Oral Presentation ESA-SRB 2023 in conjunction with ENSA

Investigating side-population marker expression in placental insufficiency (#37)

Georgia P Wong 1 2 , Natalie J Hannan 1 2 , Ping Cannon 1 2 , Manju Kandel 1 2 , Anna Nguyen 1 2 , Tuong-Vi Nguyen 1 2 , Natasha Pritchard 1 2 , David G Simmons 3 , Tu'uhevaha J Kaitu'u-Lino 1 2
  1. Mercy Perinatal, Mercy Hospital for Women, Heidelberg, Victoria, Australia
  2. Department of Obstetrics & Gynaecology, University of Melbourne/Mercy Hospital for Women, Heidelberg, Victoria, Australia
  3. School of Biomedical Sciences, University of Queensland, Brisbane, Queensland, Australia

An emerging concept suggests dysregulated progenitor cell populations may contribute to placental insufficiency pathogenesis. Side-population cells are identified by their ability to efflux DNA dye, (Hoechst33342) and demonstrate progenitor properties. Recently, side-population cells were isolated from human placenta and identified as having enriched expression of 8 specific genes, relative to other cells (Gamage et al 2020, Stem Cell Rev Rep). We characterised these side-population markers in placentas from patients with preeclampsia or fetal growth restriction (FGR), and in differentiating human trophoblast stem cells (hTSCs).
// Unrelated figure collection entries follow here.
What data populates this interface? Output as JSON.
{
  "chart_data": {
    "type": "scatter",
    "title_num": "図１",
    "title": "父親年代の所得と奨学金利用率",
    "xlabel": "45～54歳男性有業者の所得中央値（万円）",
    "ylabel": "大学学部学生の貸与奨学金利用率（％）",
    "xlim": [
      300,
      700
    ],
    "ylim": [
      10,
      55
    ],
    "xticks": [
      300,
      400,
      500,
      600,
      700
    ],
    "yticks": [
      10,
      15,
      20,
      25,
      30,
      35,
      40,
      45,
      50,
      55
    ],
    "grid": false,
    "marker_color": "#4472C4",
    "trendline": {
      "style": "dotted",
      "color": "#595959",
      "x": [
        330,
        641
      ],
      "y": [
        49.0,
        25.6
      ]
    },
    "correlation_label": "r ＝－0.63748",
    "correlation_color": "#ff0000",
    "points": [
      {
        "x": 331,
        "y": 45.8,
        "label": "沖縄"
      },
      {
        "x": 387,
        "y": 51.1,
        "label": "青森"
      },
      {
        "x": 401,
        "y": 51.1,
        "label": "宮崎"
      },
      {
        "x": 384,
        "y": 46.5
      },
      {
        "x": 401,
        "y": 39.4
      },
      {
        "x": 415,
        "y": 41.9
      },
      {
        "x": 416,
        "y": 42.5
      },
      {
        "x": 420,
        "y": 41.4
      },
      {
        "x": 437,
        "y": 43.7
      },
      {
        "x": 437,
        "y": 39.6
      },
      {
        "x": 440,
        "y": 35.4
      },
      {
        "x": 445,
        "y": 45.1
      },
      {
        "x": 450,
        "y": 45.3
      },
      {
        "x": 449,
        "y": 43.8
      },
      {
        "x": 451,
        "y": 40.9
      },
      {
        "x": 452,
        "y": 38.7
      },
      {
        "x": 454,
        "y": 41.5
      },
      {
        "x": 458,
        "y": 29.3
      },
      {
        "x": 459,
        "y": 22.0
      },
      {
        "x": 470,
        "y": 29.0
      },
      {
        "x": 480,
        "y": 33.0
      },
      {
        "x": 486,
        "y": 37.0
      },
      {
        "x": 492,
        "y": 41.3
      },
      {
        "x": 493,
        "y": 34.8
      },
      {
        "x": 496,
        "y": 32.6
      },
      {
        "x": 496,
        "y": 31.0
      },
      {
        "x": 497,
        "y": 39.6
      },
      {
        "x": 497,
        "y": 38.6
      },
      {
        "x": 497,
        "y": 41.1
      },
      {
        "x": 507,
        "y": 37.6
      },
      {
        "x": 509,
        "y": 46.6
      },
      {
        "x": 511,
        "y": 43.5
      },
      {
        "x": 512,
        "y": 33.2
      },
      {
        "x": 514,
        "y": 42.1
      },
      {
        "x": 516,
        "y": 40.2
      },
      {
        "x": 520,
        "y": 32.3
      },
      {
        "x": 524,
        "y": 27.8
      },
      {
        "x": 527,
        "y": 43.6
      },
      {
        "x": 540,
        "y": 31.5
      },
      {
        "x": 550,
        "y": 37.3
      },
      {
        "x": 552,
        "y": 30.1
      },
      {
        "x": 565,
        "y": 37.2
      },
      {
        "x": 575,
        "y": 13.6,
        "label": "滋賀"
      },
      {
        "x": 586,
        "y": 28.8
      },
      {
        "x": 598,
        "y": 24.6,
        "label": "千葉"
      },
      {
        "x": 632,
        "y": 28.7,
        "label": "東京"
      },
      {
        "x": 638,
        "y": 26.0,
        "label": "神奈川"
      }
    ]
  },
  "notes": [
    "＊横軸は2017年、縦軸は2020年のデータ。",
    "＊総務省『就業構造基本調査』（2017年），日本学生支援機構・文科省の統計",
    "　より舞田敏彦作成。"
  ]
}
mRNA expression of placental side-population markers ELL2, GATA6, HK2, HLA-DPB1, CXCL8, INTS6, SERPINE3 and UPP1 were measured in <34-week human placenta (n=78 preeclampsia, n=30 FGR, n=18 gestation-matched controls). ELL2, HK2 and CXCL8 mRNA were elevated in preeclamptic (p=0.0006,p<0.0001,p=0.0335 respectively) and FGR placentas (p=0.0065, p<0.0001,p=0.0001 respectively) versus controls. Conversely, GATA6 was reduced in placentas from both preeclampsia and FGR (p=0.0014,p=0.0146 respectively). 

To identify the cells expressing side-population markers, multiplex immunofluorescence was used in human placental sections (n=3 each group, 3 proteins/serial section). We next sought to identify whether the 4 side-population markers most dysregulated in preeclampsia/FGR were altered as hTSCs underwent differentiation into extra-villous trophoblast (EVTs) or fusion into syncytiotrophoblasts across 96h (n=5). EVT differentiation was confirmed by reduced hTSC marker, TEAD4 (p<0.007); and elevated EVT marker HLA-G (p<0.026). ELL2, GATA6 and HK2 all increased with EVT differentiation (p=0.0015,p=0.0018,p<0.0257), whereas CXCL8 was unaltered. Syncytiotrophoblast differentiation was confirmed at 96h by TEAD4 loss (p<0.018) and elevated SDC1 (p<0.0223). As cells sycnytialised, CXCL8 and GATA6 expression were unchanged while ELL2 and HK2 increased (p<0.0407,p<0.0414).

We have demonstrated that some of the 8 side-population marker genes are dysregulated with placental insufficiency, and how they change with placental cell differentiation. Our ongoing analysis of multiplex immunofluorescence is likely to provide insight into the location and frequency of this progenitor population.